A plastic foam disc 5 is placed in the interior of annulus 7 and its thickness exceeds the depth of the recess in annulus 7 and consequently the external surface of disc 5 protrudes beyond the external flange of annulus 7. Disc 5 is soaked in a gel containing Cl.sup.-ions and is harmless to the human organism. The gel utilized can contain, for example, 1% of Cl.sup.-, 6% of glycerine, and 1% of carboxy-methyl-cellulose. The other components of the gel can be various perfume substances, e.g. lemon oil, further distilled water.

Before use, the surface coated by layer 9 of disc 8 is protected by a multi-layer protective paper 10, the surface of the paper in contact with the layer 9 being for instance a silicone lining, which will not adhere to the glue.

The electrode is placed in a hermetically sealed multilayer bag containing saturated water vapour and this bag has at least one polythene layer and one aluminum foil layer. The ion conducting gel contained in disc 5 and stored in the bag containing saturated water vapour does not dry out for a long time.

When the electrode is to be used, the bag is opened and protective paper 10 is removed from plastic foam disc 8, thereafter the electrical detector is placed on the skin surface to be examined, and is held there by the adhesive layer 9. When placed on the skin, plastic foam disc 5 is compressed and the ion conducting gel stored in it establishes a safe electrical contact between the skin surface and the electrode 4. Since the ion conducting gel is encircled by a hermetically sealed surface it cannot evaporate and, once in place, the electrode provides for an excellent connection for several days.

Electrical connection between the detector according to the invention and the examining device can be established by a contactor of suitable design attached to the external surface of bell 12, for instance by the connector as detailed in our Hungarian Patent Application with base no. ME-1673. Due to its advantageous properties the electrode according to the invention is outstanding among the detectors of known designs: its stability of potential, contact resistance, stability in time is remarkably better than those of the electrodes known up to now.

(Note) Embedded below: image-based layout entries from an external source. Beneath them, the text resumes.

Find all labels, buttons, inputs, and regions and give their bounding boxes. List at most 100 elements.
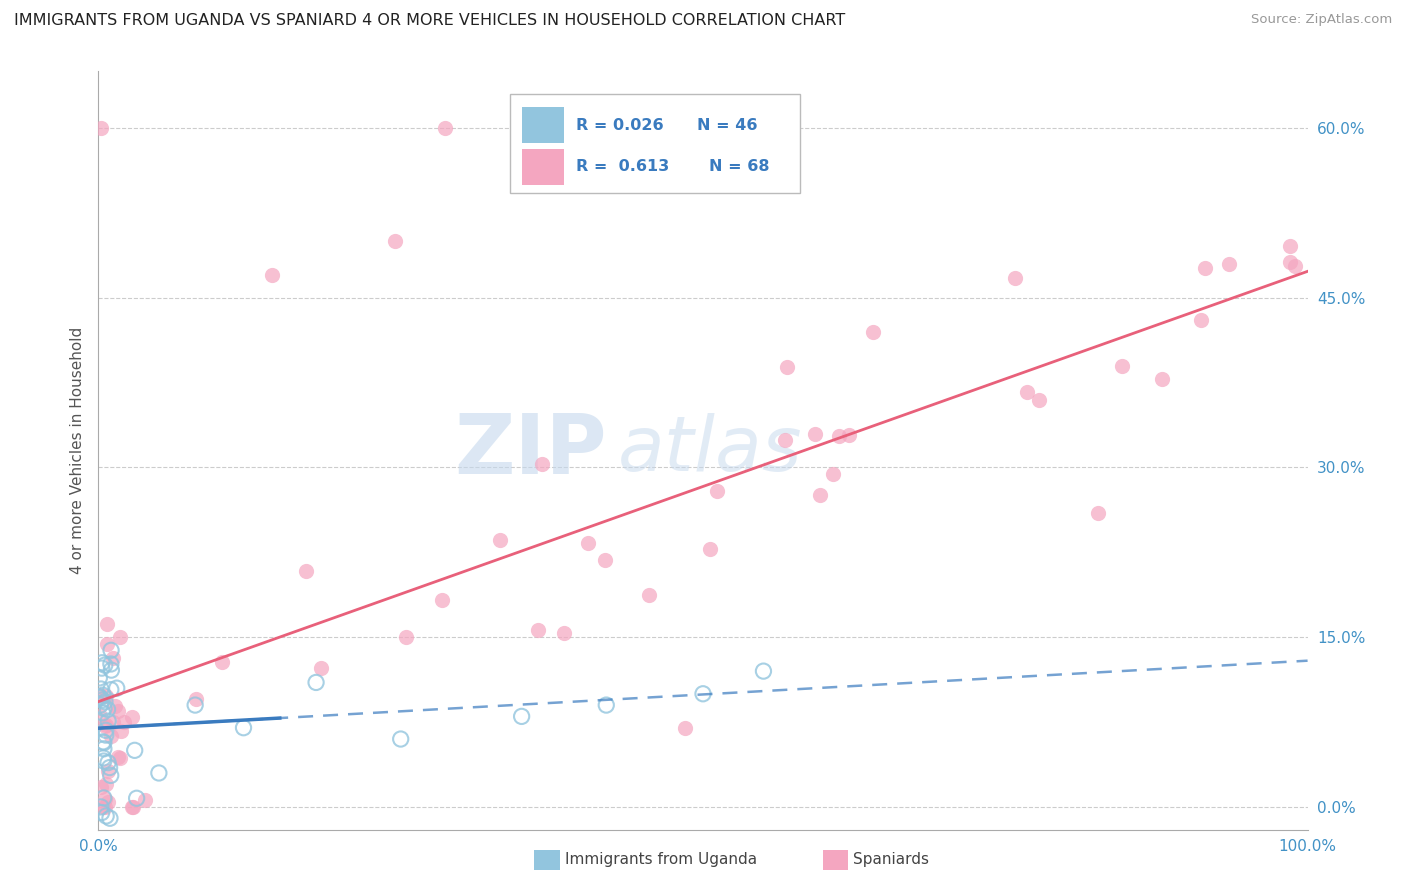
Point [90, 800, 112, 814]
Text: Immigrants from Uganda: Immigrants from Uganda [565, 853, 758, 867]
Point [434, 120, 457, 135]
Text: atlas: atlas [619, 414, 803, 487]
Point [93, 701, 115, 715]
Point [305, 675, 328, 690]
Point [97, 714, 120, 728]
Point [114, 715, 136, 730]
Point [96, 718, 118, 732]
Point [90, 120, 112, 135]
Point [1028, 393, 1050, 408]
Point [89, 688, 111, 702]
Point [100, 657, 122, 671]
Point [1194, 261, 1216, 276]
Point [94, 689, 117, 703]
Point [389, 732, 412, 747]
Text: N = 46: N = 46 [697, 118, 758, 133]
Point [94, 658, 117, 673]
Point [108, 630, 131, 644]
Text: R =  0.613: R = 0.613 [576, 160, 669, 175]
Point [110, 724, 132, 739]
FancyBboxPatch shape [522, 107, 564, 144]
Point [838, 428, 860, 442]
Point [526, 624, 548, 638]
Point [488, 533, 510, 547]
Point [98, 761, 121, 775]
Point [309, 661, 332, 675]
Point [593, 553, 616, 567]
Point [100, 682, 122, 697]
Point [699, 541, 721, 556]
Point [107, 704, 129, 718]
Point [97, 764, 120, 778]
Point [101, 714, 124, 729]
Point [94, 792, 117, 806]
Point [121, 800, 143, 814]
Point [90, 681, 112, 696]
Point [94, 723, 117, 738]
Point [93, 736, 115, 750]
Text: ZIP: ZIP [454, 410, 606, 491]
Point [97, 796, 120, 810]
Point [1218, 257, 1240, 271]
Point [1150, 372, 1173, 386]
Point [96, 777, 118, 791]
Point [89, 698, 111, 713]
Point [93, 800, 115, 814]
Text: R = 0.026: R = 0.026 [576, 118, 664, 133]
Point [90, 661, 112, 675]
Point [98, 811, 121, 825]
Text: N = 68: N = 68 [709, 160, 769, 175]
Point [1278, 255, 1301, 269]
Point [1278, 239, 1301, 253]
Point [108, 751, 131, 765]
Point [93, 791, 115, 805]
Point [104, 698, 127, 713]
Point [1015, 385, 1038, 400]
Point [94, 728, 117, 742]
Text: Spaniards: Spaniards [853, 853, 929, 867]
Point [97, 756, 120, 770]
Point [804, 427, 827, 442]
Point [232, 721, 254, 735]
Point [823, 467, 845, 482]
Point [94, 800, 117, 814]
Point [91, 735, 114, 749]
Point [675, 721, 697, 735]
Point [531, 457, 554, 471]
Point [184, 691, 207, 706]
Point [89, 671, 111, 685]
Point [121, 710, 143, 724]
Point [134, 793, 156, 807]
Point [394, 630, 416, 644]
Point [184, 698, 207, 712]
Point [90, 780, 112, 795]
Point [776, 359, 799, 374]
Point [430, 592, 453, 607]
Point [91, 693, 114, 707]
Point [89, 708, 111, 723]
Point [1087, 506, 1109, 520]
Point [384, 234, 406, 248]
Point [100, 663, 122, 677]
Point [124, 743, 146, 757]
Point [1004, 271, 1026, 285]
Point [1189, 313, 1212, 327]
Point [94, 695, 117, 709]
Point [752, 664, 775, 678]
Point [576, 536, 599, 550]
Point [810, 487, 832, 501]
Point [91, 706, 114, 720]
Point [122, 800, 145, 814]
Point [595, 698, 617, 712]
Point [101, 651, 124, 665]
Point [105, 681, 128, 695]
Point [637, 588, 659, 602]
Point [148, 766, 170, 780]
Point [91, 656, 114, 670]
Point [96, 617, 118, 632]
Y-axis label: 4 or more Vehicles in Household: 4 or more Vehicles in Household [69, 326, 84, 574]
Point [692, 687, 714, 701]
Point [93, 754, 115, 768]
Point [96, 809, 118, 823]
Text: IMMIGRANTS FROM UGANDA VS SPANIARD 4 OR MORE VEHICLES IN HOUSEHOLD CORRELATION C: IMMIGRANTS FROM UGANDA VS SPANIARD 4 OR … [14, 13, 845, 29]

From the simple design it is also evident, that the production costs of the detector are moderate too.

Claims

What we claim is:

1. An electrical detector to fix to the skin for biometrical observations, comprising an electrically conductive housing defining a cavity having an open side and having a silver inner surface, a coherent porous body of silver grains compressed in said housing substantially filling the cavity and having cohesive bonds between contacting silver surfaces of said grains and between said grains and said housing surface, and a coating of silver chloride on the surfaces of substantially all of said grains other than said contacting surfaces.

2. A detector as claimed in claim 1, said housing comprising a silver cup that encompasses said grains on three sides.

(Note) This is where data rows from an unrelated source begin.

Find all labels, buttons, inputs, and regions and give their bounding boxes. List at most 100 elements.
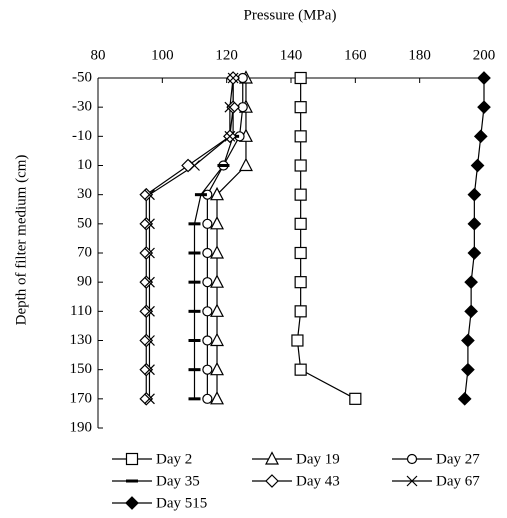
marker xyxy=(144,393,155,405)
marker xyxy=(349,392,362,405)
legend-label: Day 43 xyxy=(296,473,340,489)
marker xyxy=(406,475,418,487)
marker xyxy=(202,306,213,317)
marker xyxy=(467,187,482,202)
marker xyxy=(473,129,488,144)
marker xyxy=(294,159,307,172)
marker xyxy=(125,452,139,466)
y-tick-label: 150 xyxy=(70,361,93,377)
y-tick-label: -10 xyxy=(72,128,92,144)
legend-label: Day 27 xyxy=(436,451,480,467)
marker xyxy=(226,100,240,115)
x-tick-label: 200 xyxy=(473,47,496,63)
marker xyxy=(238,157,253,172)
marker xyxy=(144,218,155,230)
marker xyxy=(210,245,225,259)
legend-item: Day 43 xyxy=(252,473,340,489)
marker xyxy=(144,189,155,201)
marker xyxy=(291,334,304,347)
marker xyxy=(210,303,225,317)
legend-item: Day 67 xyxy=(392,473,480,489)
legend-label: Day 2 xyxy=(156,451,192,467)
marker xyxy=(294,71,307,85)
marker xyxy=(144,247,155,259)
x-axis-title: Pressure (MPa) xyxy=(244,7,337,23)
marker xyxy=(294,101,307,114)
legend-item: Day 35 xyxy=(112,473,200,489)
marker xyxy=(202,247,213,259)
marker xyxy=(294,363,307,376)
marker xyxy=(125,496,139,510)
legend-item: Day 515 xyxy=(112,495,207,511)
marker xyxy=(144,276,155,288)
marker xyxy=(464,304,478,319)
y-axis-title: Depth of filter medium (cm) xyxy=(13,155,29,326)
series-line xyxy=(296,78,356,400)
y-tick-label: 50 xyxy=(77,215,92,231)
legend-item: Day 19 xyxy=(252,451,340,467)
marker xyxy=(406,453,418,465)
marker xyxy=(202,364,213,375)
legend-label: Day 515 xyxy=(156,495,207,511)
y-tick-label: 110 xyxy=(70,303,92,319)
marker xyxy=(181,158,195,173)
marker xyxy=(224,130,236,142)
marker xyxy=(210,391,225,405)
marker xyxy=(294,188,307,201)
marker xyxy=(461,333,475,348)
marker xyxy=(265,474,279,488)
marker xyxy=(139,187,154,202)
marker xyxy=(139,391,154,406)
marker xyxy=(139,304,154,319)
marker xyxy=(265,451,279,465)
y-tick-label: 170 xyxy=(70,390,93,406)
x-tick-label: 80 xyxy=(91,47,106,63)
y-tick-label: 10 xyxy=(77,157,92,173)
marker xyxy=(294,276,307,289)
x-tick-label: 160 xyxy=(344,47,367,63)
marker xyxy=(294,217,307,230)
legend-label: Day 19 xyxy=(296,451,340,467)
marker xyxy=(144,364,155,376)
marker xyxy=(139,246,154,260)
series-line xyxy=(148,77,234,399)
legend-label: Day 35 xyxy=(156,473,200,489)
y-tick-label: 30 xyxy=(77,186,92,202)
y-tick-label: 130 xyxy=(70,332,93,348)
series-line xyxy=(206,78,244,399)
marker xyxy=(144,335,155,346)
marker xyxy=(210,216,225,230)
x-tick-label: 120 xyxy=(215,47,238,63)
y-tick-label: -50 xyxy=(72,69,92,85)
marker xyxy=(457,391,472,406)
marker xyxy=(210,274,225,288)
series-line xyxy=(145,78,234,399)
marker xyxy=(294,305,307,318)
marker xyxy=(464,275,478,290)
marker xyxy=(202,218,213,229)
marker xyxy=(227,72,239,84)
legend-item: Day 2 xyxy=(112,451,192,467)
y-tick-label: 190 xyxy=(70,419,93,435)
marker xyxy=(470,158,485,173)
marker xyxy=(202,393,213,404)
marker xyxy=(461,362,475,377)
marker xyxy=(202,335,213,346)
series-line xyxy=(193,78,234,399)
legend-item: Day 27 xyxy=(392,451,480,467)
marker xyxy=(294,246,307,260)
marker xyxy=(139,333,154,348)
y-tick-label: 70 xyxy=(77,244,92,260)
marker xyxy=(477,71,491,85)
marker xyxy=(189,160,200,171)
marker xyxy=(139,275,154,290)
marker xyxy=(139,362,154,377)
x-tick-label: 180 xyxy=(408,47,431,63)
marker xyxy=(202,277,213,288)
marker xyxy=(210,186,225,201)
marker xyxy=(224,101,236,113)
marker xyxy=(210,332,225,347)
x-tick-label: 140 xyxy=(280,47,303,63)
legend-label: Day 67 xyxy=(436,473,480,489)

3. A detector as claimed in claim 2, and an elastic disc of open cell porous structure soaked with an ion-conducting gel and closing the open side of said housing and projecting beyond said housing to contact the surface of the skin.

4. A detector as claimed in claim 2, and a plastic annulus encircling the cup, and a closed cell foam disc having a surface secured to and extending beyond said annulus said foam disc including means for attaching the disc surface to the skin.

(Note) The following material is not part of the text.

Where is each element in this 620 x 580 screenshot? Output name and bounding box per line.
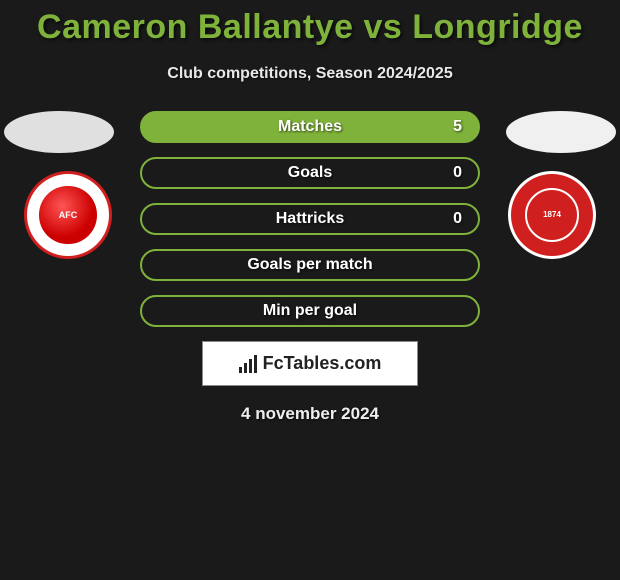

5. A detector as claimed in claim 4, and a metallic bell secured to the external surface of said cup, said form disc being gripped between the bell and the annulus.

6. A detector as claimed in claim 4, said attaching means including a protective paper layer covering the surface of the foam disc, and an adhesive releaseably securing said paper to said foam disc.

7. A detector as claimed in claim 1, said grains being of less than 800 .mu.m linear size and having a density from 2 to 8 g/cm.sup.3.

8. A detector as claimed in claim 1, and a biologically harmless ion conducting gel being disposed on the open side of the housing and in contact with the silver grains.